Overheard in the past 24 hours in the Ack! Thbbbt! House
(Dialogue delivered rapid-fire over dinner.)
He: Been feeling pretty good lately.
Me: Do you think it's the vitamins you've been taking?
He: That, and the sun has been out.
Me: That *is* nice.
He: Yeah, the snow has melted and no one uncovered the body.
Me: "The" body. Just one? Must've been a slow winter.
***
(Dialogue delivered somewhat slurred after I followed The Husband into the basement.)
He: Are you drunk on half a glass of wine?
Me: I think I *am* a little tipsy. I didn't remember our house having a spiral staircase.
***
I feel like there should be a third humorous conversation here.

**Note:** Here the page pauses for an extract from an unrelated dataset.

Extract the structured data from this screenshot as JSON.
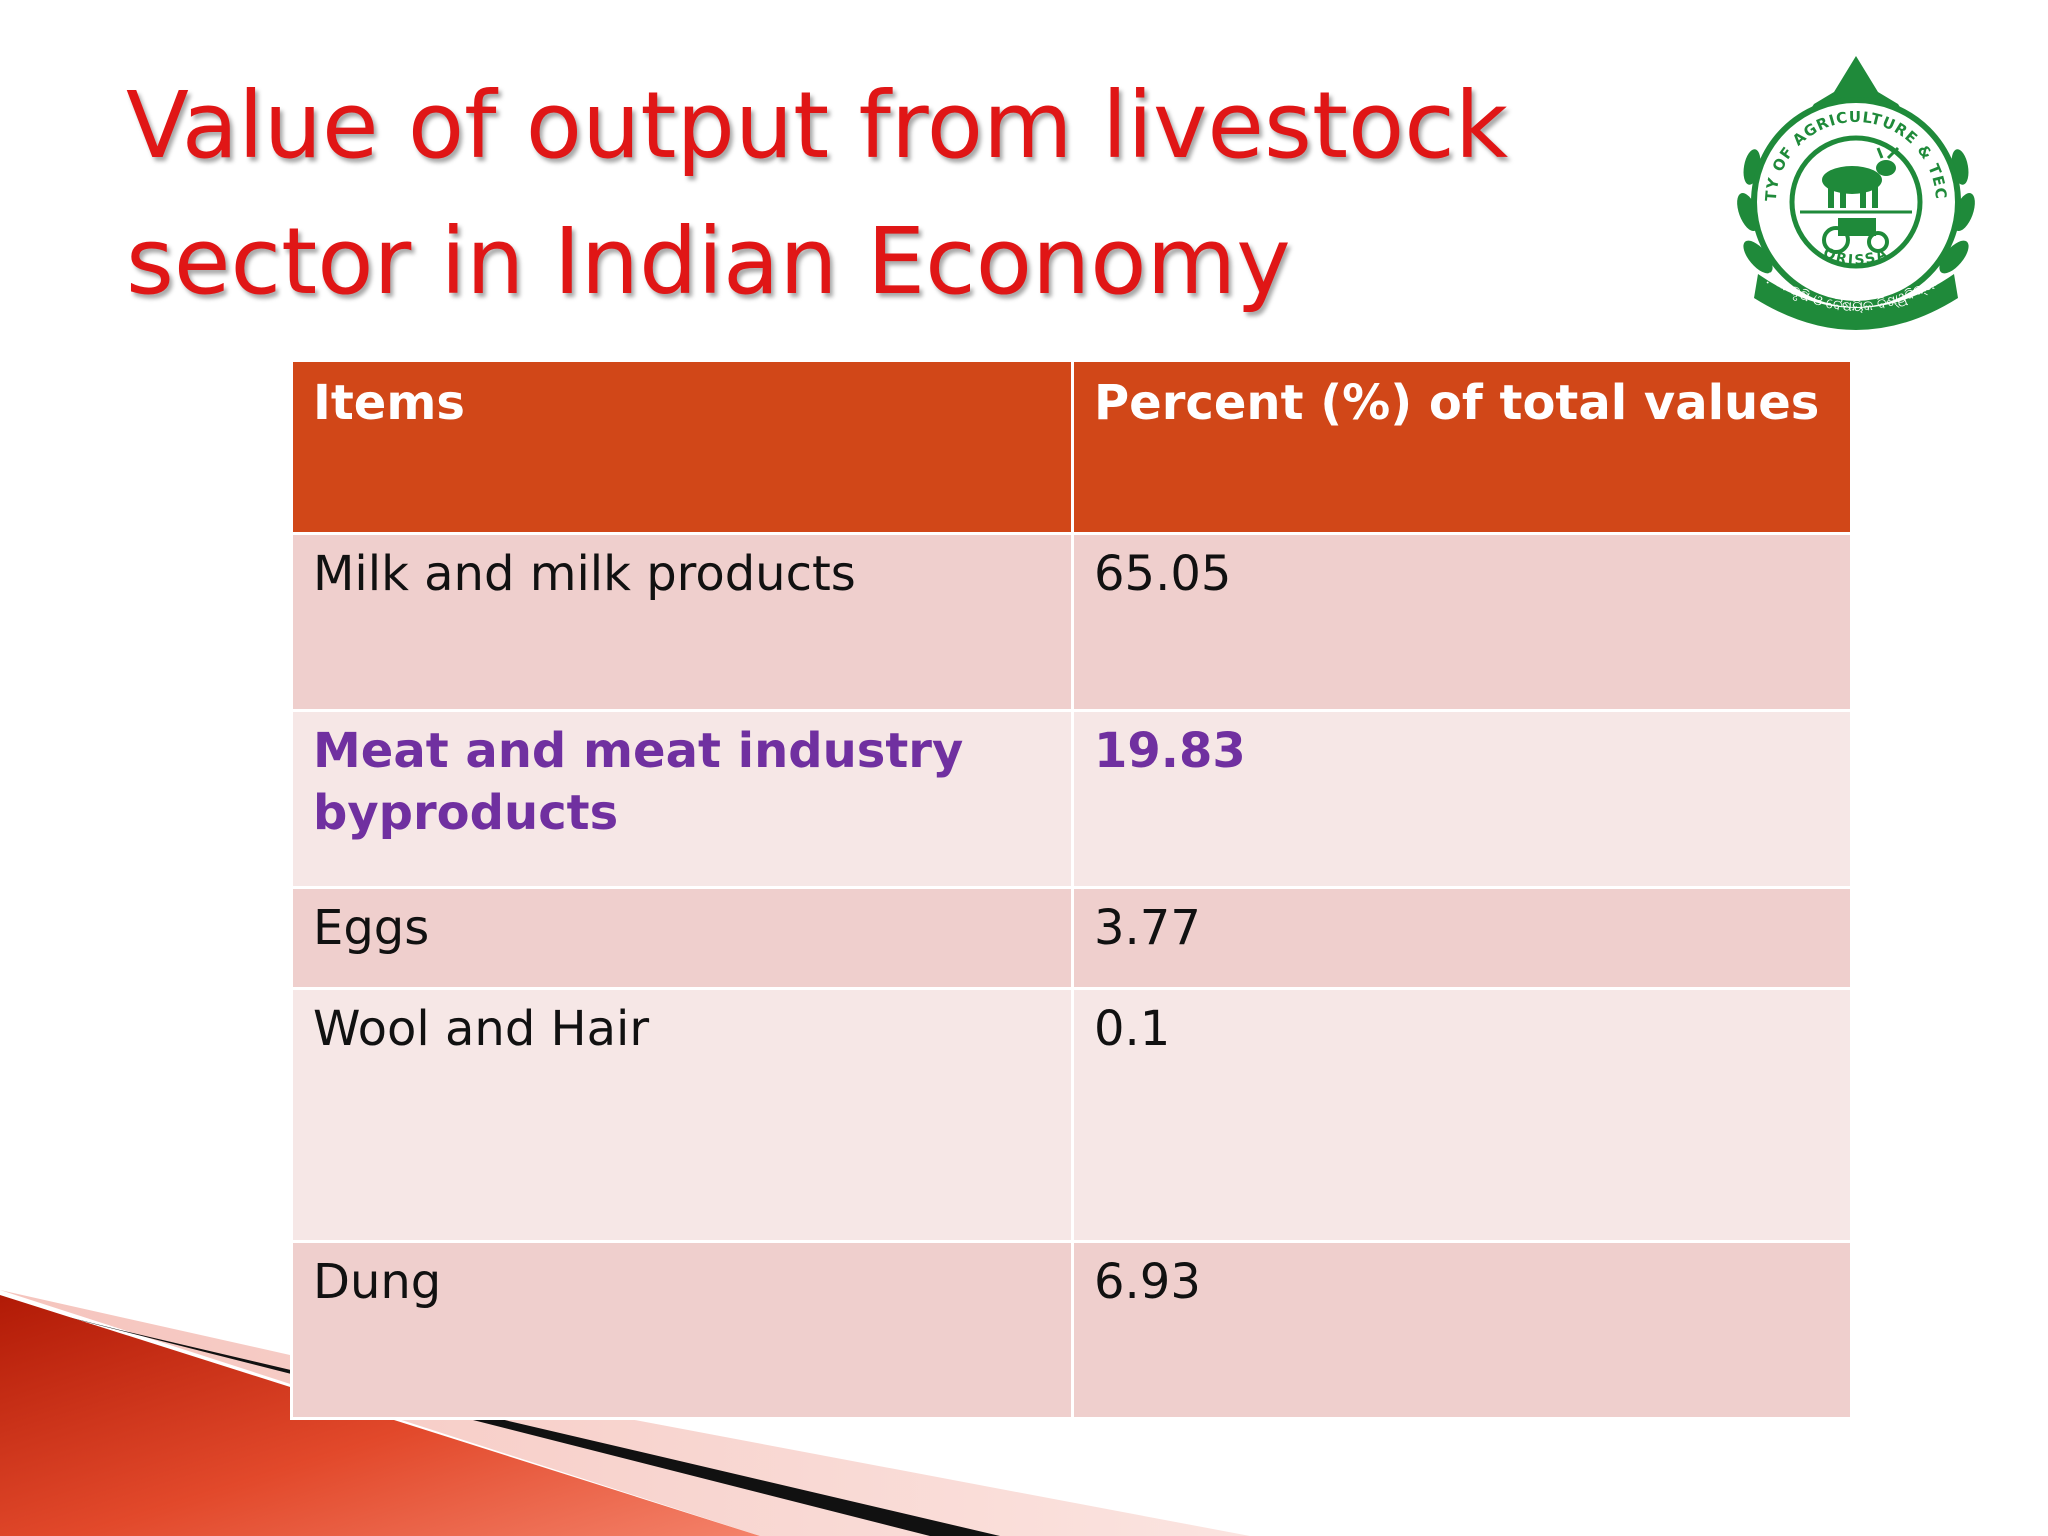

But sadly I don't have another.
Do you have one to add here? Post it in a comment!
4 comments:
hee hee the spiral staircase!
Coworker: Can you bring this script over to Boss when you go over? The printer across the floor is broken.
I call Boss.
Me: I'm charging an export tariff for this script since courier service isn't in my job responsibilities. By the way this is the worst script you'll ever get.
Boss: It's tarrifable!
Me: just for that joke I won't charge the tariff.
That pun is tarrifable!
Your boss and I would get along famously! :-)
B to our kid: At horse riding lessons, do you hang on to the horn? We always used to hang on to the horn.
Me: Horses don't have horns!
B: The saddle! The horn on the saddle!
Horses don't have horns?
Then how do you honk when another horse cuts you off?